ثم يتعلق بهذا العقد أنواع من المصالح الدينية والدنيوية. من ذلك حفظ النساء و القيام عليهن. ومن ذلك صيانة النفس من الزنا. ومن ذلك تكثير عباد الله تعالى وأمة رسول الله صلى الله عليه وسلم وتحقيق مباهات الرسول صلى الله عليه وسلم بهم

Artinya “Akad nikah ini berkaitan dengan berbagai kemaslahatan, baik kemaslahatan agama atau kemaslahatan dunia. Di antaranya melindungi dan mengurusi para wanita, menjaga diri dari zina, di antaranya pula memperbanyak populasi hamba Allah dan umat Nabi Muhammad saw, serta memastikan kebanggaan rasul atas umatnya.” (Muhammad bin Ahmad bin Abi Sahl as-Sarakhsi, al-Masbshût, [Beirut, Dârul Fikr, 1421 H/2000 M], juz IV, halaman 349-350).
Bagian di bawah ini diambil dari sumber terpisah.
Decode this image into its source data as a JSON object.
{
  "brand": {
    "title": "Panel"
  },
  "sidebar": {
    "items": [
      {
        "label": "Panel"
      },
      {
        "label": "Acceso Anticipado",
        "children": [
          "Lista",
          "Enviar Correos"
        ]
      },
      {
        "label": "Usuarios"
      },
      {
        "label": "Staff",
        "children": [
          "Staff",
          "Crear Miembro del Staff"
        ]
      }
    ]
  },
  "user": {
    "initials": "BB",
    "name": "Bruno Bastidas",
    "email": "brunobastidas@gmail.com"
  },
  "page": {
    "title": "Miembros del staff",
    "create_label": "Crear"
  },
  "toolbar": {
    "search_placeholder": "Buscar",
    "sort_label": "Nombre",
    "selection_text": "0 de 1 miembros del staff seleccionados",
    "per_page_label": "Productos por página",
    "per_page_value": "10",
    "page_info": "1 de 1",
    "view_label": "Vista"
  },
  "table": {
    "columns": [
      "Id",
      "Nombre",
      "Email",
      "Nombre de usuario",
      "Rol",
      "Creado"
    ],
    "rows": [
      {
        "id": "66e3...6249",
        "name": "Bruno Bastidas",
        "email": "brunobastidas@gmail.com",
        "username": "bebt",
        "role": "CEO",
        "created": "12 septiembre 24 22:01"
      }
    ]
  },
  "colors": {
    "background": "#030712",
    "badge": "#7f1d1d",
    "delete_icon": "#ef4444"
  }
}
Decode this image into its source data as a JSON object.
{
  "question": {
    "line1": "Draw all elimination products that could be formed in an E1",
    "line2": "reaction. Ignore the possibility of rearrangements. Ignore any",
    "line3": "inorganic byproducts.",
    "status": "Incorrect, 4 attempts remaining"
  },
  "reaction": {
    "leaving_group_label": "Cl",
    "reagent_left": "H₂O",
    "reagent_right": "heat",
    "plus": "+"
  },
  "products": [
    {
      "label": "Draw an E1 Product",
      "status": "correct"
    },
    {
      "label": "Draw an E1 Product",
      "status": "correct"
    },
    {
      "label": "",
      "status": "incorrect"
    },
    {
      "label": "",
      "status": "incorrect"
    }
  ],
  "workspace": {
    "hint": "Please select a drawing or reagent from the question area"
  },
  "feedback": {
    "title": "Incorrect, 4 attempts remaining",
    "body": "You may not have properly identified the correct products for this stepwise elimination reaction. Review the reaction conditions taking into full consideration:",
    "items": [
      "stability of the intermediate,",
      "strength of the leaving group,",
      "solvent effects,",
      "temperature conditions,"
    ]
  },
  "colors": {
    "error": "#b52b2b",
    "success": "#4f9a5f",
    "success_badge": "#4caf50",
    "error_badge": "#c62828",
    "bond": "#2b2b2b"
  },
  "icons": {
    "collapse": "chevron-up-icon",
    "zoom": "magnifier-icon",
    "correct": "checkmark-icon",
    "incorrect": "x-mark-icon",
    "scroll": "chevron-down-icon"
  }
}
Dapat dipahami, tujuan pernikahan adalah kemaslahatan dan kebaikan bagi kedua pasangan, baik yang bersifat duniawi maupun ukhrawi. Hasan Sayyid Hamid Khitab dalam kitabnya, Maqâsidun Nikâh yang mengutip pendapat Ibnul Qayyim al-Jauziyyah dalam kitabnya I’lâmul Muwaqqi’in menjelaskan tujuan pernikahan:

وكذلك فى النكاح مقصوده حفظ نوع البشري و انجاب الولد الصالح. وهي أيضا علة حقيقة لشريعته. فلا يمكن تصور ولد الصالح بدون النكاح. فالنكاح سبب يتوصل اليه، والولد الصالح مقصود للشرع وللمكلف وإذا لم يوجد الزواج لم يوجد الولد الصالح



Artinya “Begitu pula dalam pernikahan, tujuannya adalah menjaga keberlangsungan jenis manusia, dan melahirkan keturunan yang saleh. Alasan ini secara hakikat juga menjadi alasan disyariatkannya pernikahan. Karenanya tidak mungkin terbayang adanya anak saleh tanpa pernikahan, sehingga menikah adalah sebab yang menjadi perantaranya. Anak saleh merupakan maksud syariat dan orang berakal. Jika tidak ada pernikahan, maka tidak akan ada anak saleh.” (Hasan Sayyid Hamid Khitab, Maqâsidun Nikâh wa Atsarihâ Dirâsatan Fiqhiyyatan Muqâranatan, (Madinah: 2009) halaman 9).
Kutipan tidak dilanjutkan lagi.